Liquid Paper: En 1951, Bette Graham era una dactilógrafa sin demasiadas condiciones, cuyos textos estaban siempre llenos de borrones. Desesperada por mantener su trabajo, desarrolló entonces una suerte de pintura blanca con la cual tapar sus errores. Tal fue su eficacia, que sus compañeros de oficina pronto comenzaron a comprarle la mezcla, a la que Bette había bautizado como “Mistake Out” y que comenzó a producir en serie en su cocina. Unos meses más tarde decidió ofrecerle el invento a IBM, pero la compañía no le vio futuro y lo rechazó. Sin perder las esperanzas, Graham optó por cambiarle el nombre a “Liquid Paper” y continuar vendiéndolo por los siguientes 17 años en su garage. Y cuando parecía que aquella pasta moriría como invento casero, representantes de Gillette Corporation tocaron su puerta. Era 1979 y le ofrecieron U$S 47,5 millones.
El velcro: Nos ha pasado a todos. Ir de excursión dentro de un bosque y de pronto, al salir, encontrar nuestra ropa repleta de abrojos. Sin embargo, al único que se le ocurrió investigar este fenómeno fue al suizo George de Mestral, en 1948. Poniendo los abrojos bajo un microscopio, él descubrió que su sistema de agarre se da por unas pequeñas hebras en forma de gancho, ideales para atascarse en las telas y pieles animales. Y más allá de la molestia, el suizo vio en aquello el potencial de un nuevo tipo de sujetador. Tras 8 años de investigaciones, dio a luz un experimento en el que dos tiras de nylon, una repleta de ganchos y otra de lazos, eran apretadas entre sí y formaban una única tira firme. Acababa de nacer el velcro, hoy la marca más difundida y conocida del invento de De Mestral.

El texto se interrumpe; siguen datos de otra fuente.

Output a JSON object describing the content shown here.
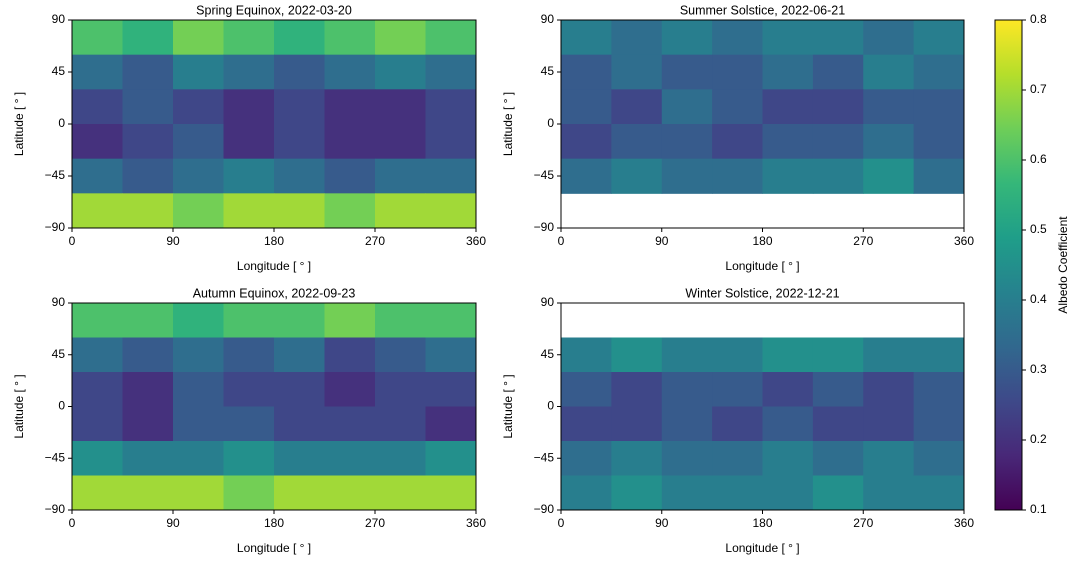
{
  "chart_data": [
    {
      "type": "heatmap",
      "title": "Spring Equinox, 2022-03-20",
      "x_label": "Longitude [ ° ]",
      "y_label": "Latitude [ ° ]",
      "xlim": [
        0,
        360
      ],
      "ylim": [
        -90,
        90
      ],
      "xticks": [
        0,
        90,
        180,
        270,
        360
      ],
      "yticks": [
        {
          "value": -90,
          "label": "−90"
        },
        {
          "value": -45,
          "label": "−45"
        },
        0,
        45,
        90
      ],
      "z": [
        [
          0.6,
          0.55,
          0.65,
          0.6,
          0.55,
          0.6,
          0.65,
          0.6
        ],
        [
          0.35,
          0.3,
          0.4,
          0.35,
          0.3,
          0.35,
          0.4,
          0.35
        ],
        [
          0.25,
          0.3,
          0.25,
          0.2,
          0.25,
          0.2,
          0.2,
          0.25
        ],
        [
          0.2,
          0.25,
          0.3,
          0.2,
          0.25,
          0.2,
          0.2,
          0.25
        ],
        [
          0.35,
          0.3,
          0.35,
          0.4,
          0.35,
          0.3,
          0.35,
          0.35
        ],
        [
          0.7,
          0.7,
          0.65,
          0.7,
          0.7,
          0.65,
          0.7,
          0.7
        ]
      ]
    },
    {
      "type": "heatmap",
      "title": "Summer Solstice, 2022-06-21",
      "x_label": "Longitude [ ° ]",
      "y_label": "Latitude [ ° ]",
      "xlim": [
        0,
        360
      ],
      "ylim": [
        -90,
        90
      ],
      "xticks": [
        0,
        90,
        180,
        270,
        360
      ],
      "yticks": [
        {
          "value": -90,
          "label": "−90"
        },
        {
          "value": -45,
          "label": "−45"
        },
        0,
        45,
        90
      ],
      "z": [
        [
          0.4,
          0.35,
          0.4,
          0.35,
          0.4,
          0.4,
          0.35,
          0.4
        ],
        [
          0.3,
          0.35,
          0.3,
          0.3,
          0.35,
          0.3,
          0.4,
          0.35
        ],
        [
          0.3,
          0.25,
          0.35,
          0.3,
          0.25,
          0.25,
          0.3,
          0.3
        ],
        [
          0.25,
          0.3,
          0.3,
          0.25,
          0.3,
          0.3,
          0.35,
          0.3
        ],
        [
          0.35,
          0.4,
          0.35,
          0.35,
          0.4,
          0.4,
          0.45,
          0.35
        ],
        [
          null,
          null,
          null,
          null,
          null,
          null,
          null,
          null
        ]
      ]
    },
    {
      "type": "heatmap",
      "title": "Autumn Equinox, 2022-09-23",
      "x_label": "Longitude [ ° ]",
      "y_label": "Latitude [ ° ]",
      "xlim": [
        0,
        360
      ],
      "ylim": [
        -90,
        90
      ],
      "xticks": [
        0,
        90,
        180,
        270,
        360
      ],
      "yticks": [
        {
          "value": -90,
          "label": "−90"
        },
        {
          "value": -45,
          "label": "−45"
        },
        0,
        45,
        90
      ],
      "z": [
        [
          0.6,
          0.6,
          0.55,
          0.6,
          0.6,
          0.65,
          0.6,
          0.6
        ],
        [
          0.35,
          0.3,
          0.35,
          0.3,
          0.35,
          0.25,
          0.3,
          0.35
        ],
        [
          0.25,
          0.2,
          0.3,
          0.25,
          0.25,
          0.2,
          0.25,
          0.25
        ],
        [
          0.25,
          0.2,
          0.3,
          0.3,
          0.25,
          0.25,
          0.25,
          0.2
        ],
        [
          0.45,
          0.4,
          0.4,
          0.45,
          0.4,
          0.4,
          0.4,
          0.45
        ],
        [
          0.7,
          0.7,
          0.7,
          0.65,
          0.7,
          0.7,
          0.7,
          0.7
        ]
      ]
    },
    {
      "type": "heatmap",
      "title": "Winter Solstice, 2022-12-21",
      "x_label": "Longitude [ ° ]",
      "y_label": "Latitude [ ° ]",
      "xlim": [
        0,
        360
      ],
      "ylim": [
        -90,
        90
      ],
      "xticks": [
        0,
        90,
        180,
        270,
        360
      ],
      "yticks": [
        {
          "value": -90,
          "label": "−90"
        },
        {
          "value": -45,
          "label": "−45"
        },
        0,
        45,
        90
      ],
      "z": [
        [
          null,
          null,
          null,
          null,
          null,
          null,
          null,
          null
        ],
        [
          0.4,
          0.45,
          0.4,
          0.4,
          0.45,
          0.45,
          0.4,
          0.4
        ],
        [
          0.3,
          0.25,
          0.3,
          0.3,
          0.25,
          0.3,
          0.25,
          0.3
        ],
        [
          0.25,
          0.25,
          0.3,
          0.25,
          0.3,
          0.25,
          0.25,
          0.3
        ],
        [
          0.35,
          0.4,
          0.35,
          0.35,
          0.4,
          0.35,
          0.4,
          0.35
        ],
        [
          0.4,
          0.45,
          0.4,
          0.4,
          0.4,
          0.45,
          0.4,
          0.4
        ]
      ]
    }
  ],
  "colorbar": {
    "label": "Albedo Coefficient",
    "colormap": "viridis",
    "zlim": [
      0.1,
      0.8
    ],
    "zticks": [
      0.1,
      0.2,
      0.3,
      0.4,
      0.5,
      0.6,
      0.7,
      0.8
    ]
  }
}
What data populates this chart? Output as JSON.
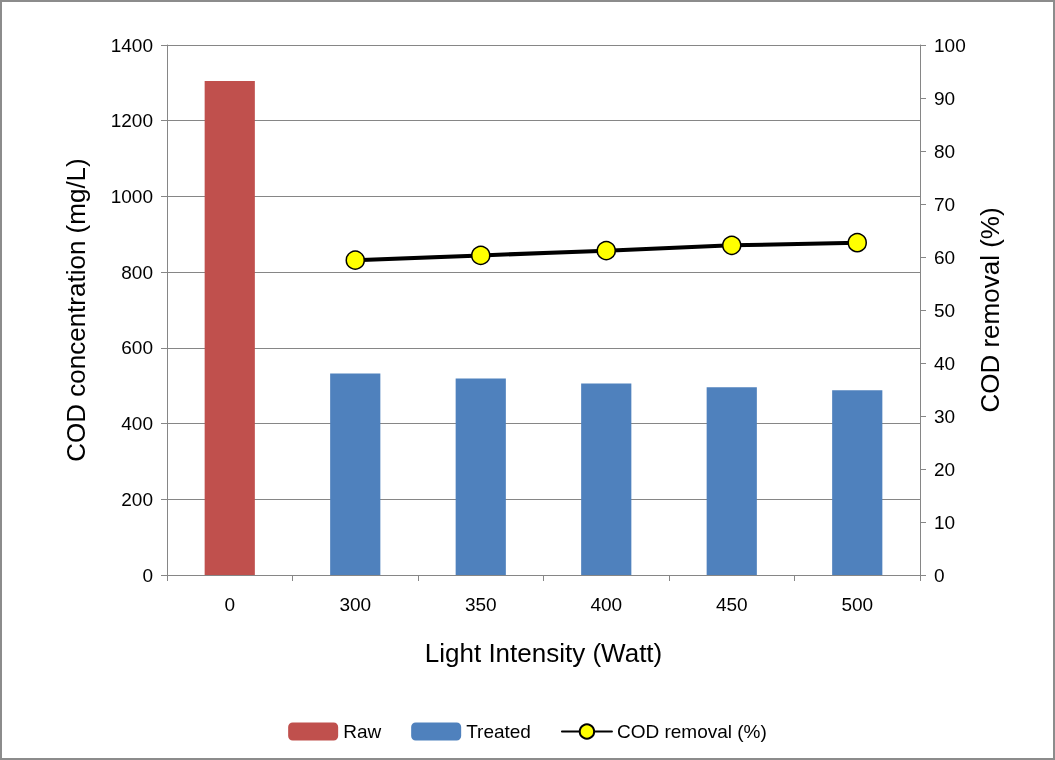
{
  "chart_data": {
    "type": "bar",
    "xlabel": "Light Intensity (Watt)",
    "ylabel": "COD concentration (mg/L)",
    "y2label": "COD removal (%)",
    "categories": [
      "0",
      "300",
      "350",
      "400",
      "450",
      "500"
    ],
    "series": [
      {
        "name": "Raw",
        "color": "#c0504d",
        "values": [
          1305,
          null,
          null,
          null,
          null,
          null
        ]
      },
      {
        "name": "Treated",
        "color": "#4f81bd",
        "values": [
          null,
          532,
          519,
          506,
          496,
          488
        ]
      },
      {
        "name": "COD removal (%)",
        "type": "line",
        "axis": "y2",
        "color": "#000000",
        "colors": [
          null,
          "#ffff00",
          "#ffff00",
          "#ffff00",
          "#ffff00",
          "#ffff00"
        ],
        "values": [
          null,
          59.4,
          60.3,
          61.2,
          62.2,
          62.7
        ]
      }
    ],
    "ylim": [
      0,
      1400
    ],
    "yticks": [
      0,
      200,
      400,
      600,
      800,
      1000,
      1200,
      1400
    ],
    "y2lim": [
      0,
      100
    ],
    "y2ticks": [
      0,
      10,
      20,
      30,
      40,
      50,
      60,
      70,
      80,
      90,
      100
    ],
    "grid": "y",
    "legend": "bottom",
    "marker": "circle",
    "line_style": "solid"
  }
}
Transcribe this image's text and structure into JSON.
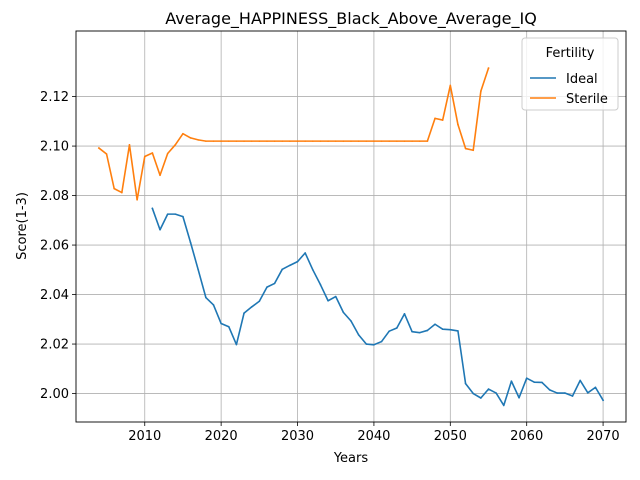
{
  "chart_data": {
    "type": "line",
    "title": "Average_HAPPINESS_Black_Above_Average_IQ",
    "xlabel": "Years",
    "ylabel": "Score(1-3)",
    "xlim": [
      2001,
      2073
    ],
    "ylim": [
      1.9885,
      2.1465
    ],
    "xticks": [
      2010,
      2020,
      2030,
      2040,
      2050,
      2060,
      2070
    ],
    "yticks": [
      2.0,
      2.02,
      2.04,
      2.06,
      2.08,
      2.1,
      2.12
    ],
    "ytick_labels": [
      "2.00",
      "2.02",
      "2.04",
      "2.06",
      "2.08",
      "2.10",
      "2.12"
    ],
    "grid": true,
    "legend": {
      "title": "Fertility",
      "placement": "top-right"
    },
    "series": [
      {
        "name": "Ideal",
        "color": "#1f77b4",
        "x": [
          2011,
          2012,
          2013,
          2014,
          2015,
          2016,
          2017,
          2018,
          2019,
          2020,
          2021,
          2022,
          2023,
          2024,
          2025,
          2026,
          2027,
          2028,
          2029,
          2030,
          2031,
          2032,
          2033,
          2034,
          2035,
          2036,
          2037,
          2038,
          2039,
          2040,
          2041,
          2042,
          2043,
          2044,
          2045,
          2046,
          2047,
          2048,
          2049,
          2050,
          2051,
          2052,
          2053,
          2054,
          2055,
          2056,
          2057,
          2058,
          2059,
          2060,
          2061,
          2062,
          2063,
          2064,
          2065,
          2066,
          2067,
          2068,
          2069,
          2070
        ],
        "y": [
          2.0748,
          2.0662,
          2.0725,
          2.0725,
          2.0715,
          2.061,
          2.05,
          2.0388,
          2.0358,
          2.0283,
          2.027,
          2.0198,
          2.0325,
          2.035,
          2.0373,
          2.043,
          2.0445,
          2.0502,
          2.0518,
          2.0533,
          2.0568,
          2.05,
          2.044,
          2.0375,
          2.0392,
          2.0328,
          2.0293,
          2.0237,
          2.02,
          2.0197,
          2.021,
          2.0252,
          2.0265,
          2.0322,
          2.025,
          2.0246,
          2.0255,
          2.028,
          2.026,
          2.0258,
          2.0253,
          2.004,
          2.0,
          1.9982,
          2.0018,
          2.0002,
          1.9952,
          2.005,
          1.9983,
          2.0062,
          2.0046,
          2.0045,
          2.0015,
          2.0002,
          2.0002,
          1.999,
          2.0053,
          2.0003,
          2.0025,
          1.9973
        ]
      },
      {
        "name": "Sterile",
        "color": "#ff7f0e",
        "x": [
          2004,
          2005,
          2006,
          2007,
          2008,
          2009,
          2010,
          2011,
          2012,
          2013,
          2014,
          2015,
          2016,
          2017,
          2018,
          2019,
          2020,
          2021,
          2022,
          2023,
          2024,
          2025,
          2026,
          2027,
          2028,
          2029,
          2030,
          2031,
          2032,
          2033,
          2034,
          2035,
          2036,
          2037,
          2038,
          2039,
          2040,
          2041,
          2042,
          2043,
          2044,
          2045,
          2046,
          2047,
          2048,
          2049,
          2050,
          2051,
          2052,
          2053,
          2054,
          2055
        ],
        "y": [
          2.0992,
          2.0968,
          2.0828,
          2.0812,
          2.1005,
          2.0783,
          2.0958,
          2.0972,
          2.0882,
          2.097,
          2.1005,
          2.105,
          2.1033,
          2.1025,
          2.102,
          2.102,
          2.102,
          2.102,
          2.102,
          2.102,
          2.102,
          2.102,
          2.102,
          2.102,
          2.102,
          2.102,
          2.102,
          2.102,
          2.102,
          2.102,
          2.102,
          2.102,
          2.102,
          2.102,
          2.102,
          2.102,
          2.102,
          2.102,
          2.102,
          2.102,
          2.102,
          2.102,
          2.102,
          2.102,
          2.1112,
          2.1105,
          2.1245,
          2.1087,
          2.099,
          2.0983,
          2.1222,
          2.1315
        ]
      }
    ]
  }
}
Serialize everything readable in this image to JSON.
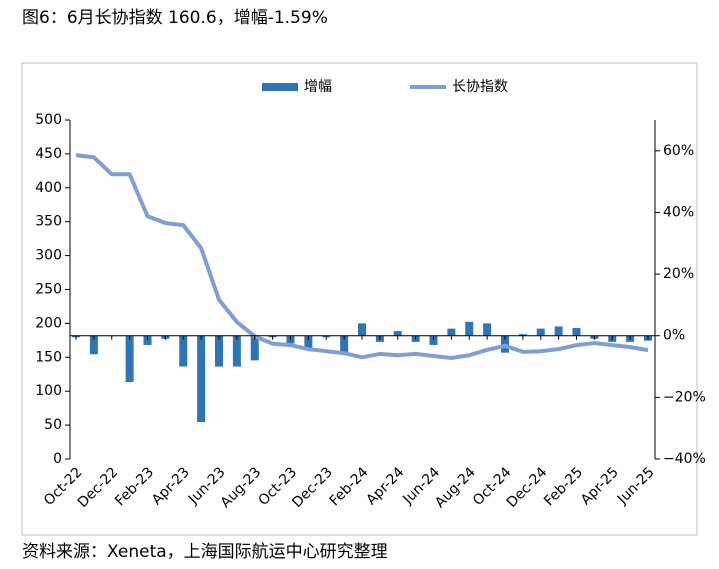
{
  "title": "图6：6月长协指数 160.6，增幅-1.59%",
  "source": "资料来源：Xeneta，上海国际航运中心研究整理",
  "chart_data": {
    "type": "combo",
    "categories": [
      "Oct-22",
      null,
      "Dec-22",
      null,
      "Feb-23",
      null,
      "Apr-23",
      null,
      "Jun-23",
      null,
      "Aug-23",
      null,
      "Oct-23",
      null,
      "Dec-23",
      null,
      "Feb-24",
      null,
      "Apr-24",
      null,
      "Jun-24",
      null,
      "Aug-24",
      null,
      "Oct-24",
      null,
      "Dec-24",
      null,
      "Feb-25",
      null,
      "Apr-25",
      null,
      "Jun-25"
    ],
    "series": [
      {
        "name": "增幅",
        "type": "bar",
        "axis": "y2",
        "color": "#2e75b6",
        "values": [
          -0.5,
          -6,
          0,
          -15,
          -3,
          -1,
          -10,
          -28,
          -10,
          -10,
          -8,
          -0.5,
          -2.5,
          -4,
          -0.5,
          -6,
          4,
          -2,
          1.5,
          -2,
          -3,
          2.3,
          4.5,
          4,
          -5.5,
          0.5,
          2.3,
          3,
          2.5,
          -1,
          -2,
          -2,
          -1.59
        ]
      },
      {
        "name": "长协指数",
        "type": "line",
        "axis": "y",
        "color": "#7f9fd4",
        "values": [
          448,
          445,
          420,
          420,
          358,
          348,
          345,
          311,
          235,
          202,
          181,
          170,
          168,
          162,
          159,
          156,
          150,
          155,
          153,
          155,
          152,
          149,
          153,
          161,
          167,
          158,
          159,
          162,
          168,
          171,
          168,
          165,
          160.6
        ]
      }
    ],
    "ylim": [
      0,
      500
    ],
    "yticks": [
      0,
      50,
      100,
      150,
      200,
      250,
      300,
      350,
      400,
      450,
      500
    ],
    "y2lim": [
      -40,
      70
    ],
    "y2ticks": [
      {
        "value": -40,
        "label": "−40%"
      },
      {
        "value": -20,
        "label": "−20%"
      },
      {
        "value": 0,
        "label": "0%"
      },
      {
        "value": 20,
        "label": "20%"
      },
      {
        "value": 40,
        "label": "40%"
      },
      {
        "value": 60,
        "label": "60%"
      }
    ],
    "legend": "top"
  }
}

Post-it: Fueron el azar y la mano de dos hombres los encargados de traer al mundo los archi-conocidos Post-it, los papelitos amarillos autoadhesivos que casi todos los oficinistas usan. Primero fue Spencer Silver, un empleado de 3M, quien creó el pegamento en su intento por buscar un nuevo adhesivo potente. Al ver la debilidad del invento, lo dejó pronto de lado. 6 años más tarde, Art Fry, un amigo de Silver, se encontraba leyendo algunos salmos de su Biblia cuando recordó el invento de su amigo y le pareció que suplantarían perfectamente los papeles marcadores que vivía perdiendo en sus trayectos a la Iglesia. Y cuando algunos meses después le prestó a su jefe un libro con un papelito pegado, y su jefe se lo devolvió con algo escrito encima, Fry comprendió que tenía entre manos un sistema tan simple como revolucionario.
Papas fritas: en el verano de 1853, George Crum acababa de conseguir un puesto como chef en un restaurant muy elegante de Saratoga Springs, New York. En una de sus primeras noches, un comensal decidió que las papas fritas de Crum eran “muy gruesas”, y se las envió de vuelta a la cocina. El chef, fastidiado, decidió entonces redoblar la apuesta y se dedicó a hacer papas fritas tan finitas y crocantes que eran imposibles de pinchar con el tenedor. Pero cuando el mozo llevó el pedido a la mesa, el plan trastabilló: el cliente quedó tan extasiado con el plato que inmediatamente pidió otro. Pocos días más tarde, las papas fritas de Crum eran el plato más pedido del pueblo.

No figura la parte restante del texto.